Thanks for being part of the journey.
So.. what is 'Awe-Based Change-Making’
Many activist movements today operate on a currency of urgency. While our house truly is on fire, it’s difficult to see beyond the emotions of fear, anger and guilt. While righteous anger can catalyze action in the short-term, studies show it rarely sustains long-term engagement. And with rising activism-related mental health challenges like burnout and eco-anxiety, fear-based approaches can actually disempower changemakers. The more urgent these times become, the more paralysis we can feel.
‘Awe Based Change-making’ is an approach that taps into the power of awe - that feeling of wonder, connection and smallness we get when encountering something vast, something that reframes our understanding of reality.
This is not a silver bullet nor a replacement for the entirely valid emotions listed above. Awe is an ingredient that should be considered when building collective change.
Here are three key principles:
Fostering Interconnection - Experiences of awe may help dissolve barriers between self and other human and non-human actants (trees, insects, the bench you’re sitting on etc.). This interconnectedness felt when we experience this emotion can motivate protecting what we collectively share.
"Leave no one behind (LNOB)” is the central promise of the United Nations 2030 Agenda for Sustainable Development. LNOB starts by recognizing who is currently being left behind in the first place. So, how do we start recognizing others (both human and not) connected to our living systems?
Experiencing awe can shift our attention to the systems around us. It's an act of noticing that has the potential to anchor us in a deeper 'knowing'. In the thirteenth century, Islamic philosopher Ibn Yami used the 'known/unknown' method that we often see in Design Thinking methodologies today. This framework categorizes knowledge into four types: known knowns, unknown knowns, known unknowns, and unknown unknowns.
Awe grounds us in wonder and curiosity, which drives discovery of the 'unknown knowns' and 'known unknowns'. It opens us to ask questions, identify blindspots, and imagine possibilities. Awe dissolves barriers between the self and nature, sparking the interconnectedness that motivates protecting our shared commons.
Inspiring Curiosity within the Complexity - Awe provides relief from anxious fight-or-flight mindsets. When anchored in wonder, urgency becomes possibility, apathy becomes engagement.

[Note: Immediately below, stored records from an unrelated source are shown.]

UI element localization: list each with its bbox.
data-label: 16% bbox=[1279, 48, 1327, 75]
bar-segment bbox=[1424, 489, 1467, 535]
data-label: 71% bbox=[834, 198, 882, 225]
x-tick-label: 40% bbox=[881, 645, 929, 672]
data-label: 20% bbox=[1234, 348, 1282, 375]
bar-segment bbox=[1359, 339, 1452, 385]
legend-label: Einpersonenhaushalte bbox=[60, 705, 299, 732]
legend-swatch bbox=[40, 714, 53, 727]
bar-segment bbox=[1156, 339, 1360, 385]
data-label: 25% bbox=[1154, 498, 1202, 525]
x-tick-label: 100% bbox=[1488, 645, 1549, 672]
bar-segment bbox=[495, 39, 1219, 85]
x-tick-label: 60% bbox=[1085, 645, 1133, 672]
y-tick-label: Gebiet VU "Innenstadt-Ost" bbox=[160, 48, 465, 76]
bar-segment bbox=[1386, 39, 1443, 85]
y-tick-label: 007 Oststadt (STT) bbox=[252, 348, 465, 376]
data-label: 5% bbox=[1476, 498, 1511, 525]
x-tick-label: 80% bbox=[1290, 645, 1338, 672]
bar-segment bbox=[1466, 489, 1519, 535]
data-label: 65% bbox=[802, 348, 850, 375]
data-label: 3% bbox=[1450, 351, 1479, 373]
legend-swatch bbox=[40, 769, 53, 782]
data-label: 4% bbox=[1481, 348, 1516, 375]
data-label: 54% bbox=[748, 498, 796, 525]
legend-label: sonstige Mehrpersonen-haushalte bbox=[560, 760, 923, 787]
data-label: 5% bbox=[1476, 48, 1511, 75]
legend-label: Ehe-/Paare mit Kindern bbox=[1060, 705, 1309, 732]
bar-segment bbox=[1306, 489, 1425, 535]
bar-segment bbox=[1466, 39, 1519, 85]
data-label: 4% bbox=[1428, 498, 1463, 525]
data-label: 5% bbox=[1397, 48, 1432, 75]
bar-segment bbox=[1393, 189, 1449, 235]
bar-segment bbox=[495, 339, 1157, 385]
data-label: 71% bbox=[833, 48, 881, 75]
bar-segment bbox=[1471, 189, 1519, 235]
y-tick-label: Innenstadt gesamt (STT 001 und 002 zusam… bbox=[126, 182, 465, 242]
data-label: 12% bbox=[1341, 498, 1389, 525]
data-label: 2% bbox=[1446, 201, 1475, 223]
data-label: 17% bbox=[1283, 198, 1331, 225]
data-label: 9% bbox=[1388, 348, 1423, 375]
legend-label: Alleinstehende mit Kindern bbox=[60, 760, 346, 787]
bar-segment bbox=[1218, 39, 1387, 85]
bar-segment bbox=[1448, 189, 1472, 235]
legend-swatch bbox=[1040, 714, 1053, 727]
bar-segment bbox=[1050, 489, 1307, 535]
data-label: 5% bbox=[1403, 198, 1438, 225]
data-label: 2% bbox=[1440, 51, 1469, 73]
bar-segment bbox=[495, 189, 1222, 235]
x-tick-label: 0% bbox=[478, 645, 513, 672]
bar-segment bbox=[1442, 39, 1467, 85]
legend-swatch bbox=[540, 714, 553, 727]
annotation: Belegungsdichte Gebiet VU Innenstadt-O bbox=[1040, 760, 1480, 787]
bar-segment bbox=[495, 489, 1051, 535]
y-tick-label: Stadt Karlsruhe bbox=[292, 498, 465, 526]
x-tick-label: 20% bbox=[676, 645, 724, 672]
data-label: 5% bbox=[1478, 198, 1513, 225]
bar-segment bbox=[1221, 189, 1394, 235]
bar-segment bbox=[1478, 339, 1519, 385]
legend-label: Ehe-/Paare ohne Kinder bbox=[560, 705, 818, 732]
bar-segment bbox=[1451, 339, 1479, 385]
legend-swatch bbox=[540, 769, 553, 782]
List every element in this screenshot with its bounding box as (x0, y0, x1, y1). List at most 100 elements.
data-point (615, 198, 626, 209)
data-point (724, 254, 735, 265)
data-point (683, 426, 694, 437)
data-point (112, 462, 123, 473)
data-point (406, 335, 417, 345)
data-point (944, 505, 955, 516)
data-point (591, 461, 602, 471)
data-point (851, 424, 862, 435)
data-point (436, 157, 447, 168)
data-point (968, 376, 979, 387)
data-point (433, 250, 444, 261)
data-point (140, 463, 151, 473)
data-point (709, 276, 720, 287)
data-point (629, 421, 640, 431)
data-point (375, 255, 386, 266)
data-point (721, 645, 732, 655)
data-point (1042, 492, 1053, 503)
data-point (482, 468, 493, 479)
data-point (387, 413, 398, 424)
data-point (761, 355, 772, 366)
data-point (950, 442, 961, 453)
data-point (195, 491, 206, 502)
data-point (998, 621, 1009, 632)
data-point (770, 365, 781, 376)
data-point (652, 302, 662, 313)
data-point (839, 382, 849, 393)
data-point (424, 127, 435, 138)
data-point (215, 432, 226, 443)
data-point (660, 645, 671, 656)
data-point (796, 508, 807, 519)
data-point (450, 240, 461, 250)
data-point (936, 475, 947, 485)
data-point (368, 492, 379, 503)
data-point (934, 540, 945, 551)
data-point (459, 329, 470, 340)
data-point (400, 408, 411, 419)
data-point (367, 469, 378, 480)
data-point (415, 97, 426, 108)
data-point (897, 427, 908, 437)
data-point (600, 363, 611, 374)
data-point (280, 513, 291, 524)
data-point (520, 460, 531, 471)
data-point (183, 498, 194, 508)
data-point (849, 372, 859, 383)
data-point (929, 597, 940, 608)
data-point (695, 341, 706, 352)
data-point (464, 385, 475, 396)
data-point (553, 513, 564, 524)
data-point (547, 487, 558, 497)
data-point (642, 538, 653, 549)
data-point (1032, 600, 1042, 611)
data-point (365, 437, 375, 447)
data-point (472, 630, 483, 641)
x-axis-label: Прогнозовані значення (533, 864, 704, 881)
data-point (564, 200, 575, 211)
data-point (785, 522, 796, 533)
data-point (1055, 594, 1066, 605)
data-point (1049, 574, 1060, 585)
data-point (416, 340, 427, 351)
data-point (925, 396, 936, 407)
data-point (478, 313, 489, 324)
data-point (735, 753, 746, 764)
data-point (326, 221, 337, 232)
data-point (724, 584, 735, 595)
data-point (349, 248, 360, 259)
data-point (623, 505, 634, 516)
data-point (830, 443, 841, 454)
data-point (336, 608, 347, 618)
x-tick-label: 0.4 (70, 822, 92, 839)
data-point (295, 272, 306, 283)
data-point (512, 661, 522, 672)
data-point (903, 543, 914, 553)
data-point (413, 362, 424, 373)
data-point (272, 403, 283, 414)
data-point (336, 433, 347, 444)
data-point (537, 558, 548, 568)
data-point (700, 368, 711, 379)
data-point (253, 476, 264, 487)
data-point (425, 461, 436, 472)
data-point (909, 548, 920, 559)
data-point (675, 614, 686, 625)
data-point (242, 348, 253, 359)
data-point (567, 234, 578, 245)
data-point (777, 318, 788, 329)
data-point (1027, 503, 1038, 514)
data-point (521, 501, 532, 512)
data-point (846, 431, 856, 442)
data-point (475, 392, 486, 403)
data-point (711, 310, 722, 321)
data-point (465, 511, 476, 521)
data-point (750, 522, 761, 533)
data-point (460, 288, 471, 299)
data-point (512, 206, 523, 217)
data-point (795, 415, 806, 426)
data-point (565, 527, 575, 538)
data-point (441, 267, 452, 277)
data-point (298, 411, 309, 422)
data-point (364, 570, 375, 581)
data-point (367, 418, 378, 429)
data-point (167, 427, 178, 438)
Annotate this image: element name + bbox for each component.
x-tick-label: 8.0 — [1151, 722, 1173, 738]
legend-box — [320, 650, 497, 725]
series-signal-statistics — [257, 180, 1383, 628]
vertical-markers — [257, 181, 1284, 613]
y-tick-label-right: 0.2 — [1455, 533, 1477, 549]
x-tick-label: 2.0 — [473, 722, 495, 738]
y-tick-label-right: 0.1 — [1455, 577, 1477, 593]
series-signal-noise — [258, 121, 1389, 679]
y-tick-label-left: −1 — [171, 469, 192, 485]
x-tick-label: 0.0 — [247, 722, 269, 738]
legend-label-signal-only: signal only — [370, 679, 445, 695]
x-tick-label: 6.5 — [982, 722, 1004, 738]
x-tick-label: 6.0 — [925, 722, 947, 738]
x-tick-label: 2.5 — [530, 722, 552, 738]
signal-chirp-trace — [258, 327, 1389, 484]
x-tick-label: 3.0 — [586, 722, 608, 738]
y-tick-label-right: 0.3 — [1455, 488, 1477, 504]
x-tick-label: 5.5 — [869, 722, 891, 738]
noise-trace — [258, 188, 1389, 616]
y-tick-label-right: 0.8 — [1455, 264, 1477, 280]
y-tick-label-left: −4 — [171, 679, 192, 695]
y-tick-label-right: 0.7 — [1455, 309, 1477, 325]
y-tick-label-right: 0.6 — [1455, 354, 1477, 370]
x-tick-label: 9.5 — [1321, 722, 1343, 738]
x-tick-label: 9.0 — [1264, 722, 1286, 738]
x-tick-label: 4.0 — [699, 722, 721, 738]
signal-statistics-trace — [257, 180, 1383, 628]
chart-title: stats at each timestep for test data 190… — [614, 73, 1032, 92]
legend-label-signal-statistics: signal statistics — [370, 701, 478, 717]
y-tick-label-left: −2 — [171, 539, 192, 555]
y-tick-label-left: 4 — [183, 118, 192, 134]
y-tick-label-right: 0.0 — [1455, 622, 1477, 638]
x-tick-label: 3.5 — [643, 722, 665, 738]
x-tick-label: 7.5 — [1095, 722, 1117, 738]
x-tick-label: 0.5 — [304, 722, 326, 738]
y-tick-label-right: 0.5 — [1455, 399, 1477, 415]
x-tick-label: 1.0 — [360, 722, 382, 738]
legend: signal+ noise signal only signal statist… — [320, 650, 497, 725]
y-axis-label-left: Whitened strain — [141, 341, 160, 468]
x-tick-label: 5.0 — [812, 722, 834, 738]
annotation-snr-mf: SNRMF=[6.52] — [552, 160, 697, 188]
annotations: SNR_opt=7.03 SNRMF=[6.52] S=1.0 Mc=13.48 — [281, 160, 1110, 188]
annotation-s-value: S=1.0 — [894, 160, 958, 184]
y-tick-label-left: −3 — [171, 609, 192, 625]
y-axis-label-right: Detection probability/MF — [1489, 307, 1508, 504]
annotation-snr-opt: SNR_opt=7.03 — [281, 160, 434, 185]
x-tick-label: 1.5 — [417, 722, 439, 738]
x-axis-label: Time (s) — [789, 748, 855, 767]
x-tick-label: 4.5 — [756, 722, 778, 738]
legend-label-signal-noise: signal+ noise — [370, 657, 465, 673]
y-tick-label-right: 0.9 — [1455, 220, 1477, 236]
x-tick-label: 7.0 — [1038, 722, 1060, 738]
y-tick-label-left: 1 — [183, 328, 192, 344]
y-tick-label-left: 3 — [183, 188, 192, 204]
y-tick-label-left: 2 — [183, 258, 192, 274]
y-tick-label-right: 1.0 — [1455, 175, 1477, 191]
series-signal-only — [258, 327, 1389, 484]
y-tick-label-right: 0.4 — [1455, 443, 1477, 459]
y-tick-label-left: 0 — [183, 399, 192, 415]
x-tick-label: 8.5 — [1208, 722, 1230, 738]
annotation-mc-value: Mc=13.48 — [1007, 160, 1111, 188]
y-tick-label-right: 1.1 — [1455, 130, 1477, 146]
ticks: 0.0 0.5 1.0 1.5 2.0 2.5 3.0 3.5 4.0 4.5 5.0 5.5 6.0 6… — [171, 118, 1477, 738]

Awe is a spectrum of emotion, both awesome and awful. It can inspire hope, but it can also birth a feeling of discomfort. The shade of grey that is the experience of awe can reveal a different flavour of ‘hope’. A as strong believe in keeping hope alive, I do see the danger in relegating action and putting hope on a pedistal.
Environmental peacemaker Olivia Lazard says it so well:
”(…)I think the binary conversation that puts despair on one side and optimism on the other has become quite counterproductive in the conversation about climate change and ecological overshoot. When hope is a larger part of the story, people delegate responsibility away to the people who make it their business, and it stops being a collective story.”
Awe can offer a new perspective on the realities we are living through - possibly even to show us beauty within the complexity of the emotion itself.
And lastly…
Sparking Creativity - Awe unlocks wonder, imagination and new perspectives. This flexibility is crucial for thinking beyond the polycrisis we’re facing, and envisioning what our collective future could look like.
At the Awe Exchange, we're working to make awe-based tools accessible to changemakers worldwide. Our projects gather interdisciplinary research, pilot models with partners, and convene coalitions to drive adoption. We provide science-backed resources so organizations can integrate awe into their approaches.
The goal? Forge a new era of changemaking rooted not solely in fear, but shared awe, wonder and curiosity. Awe helps us remember we're in this together.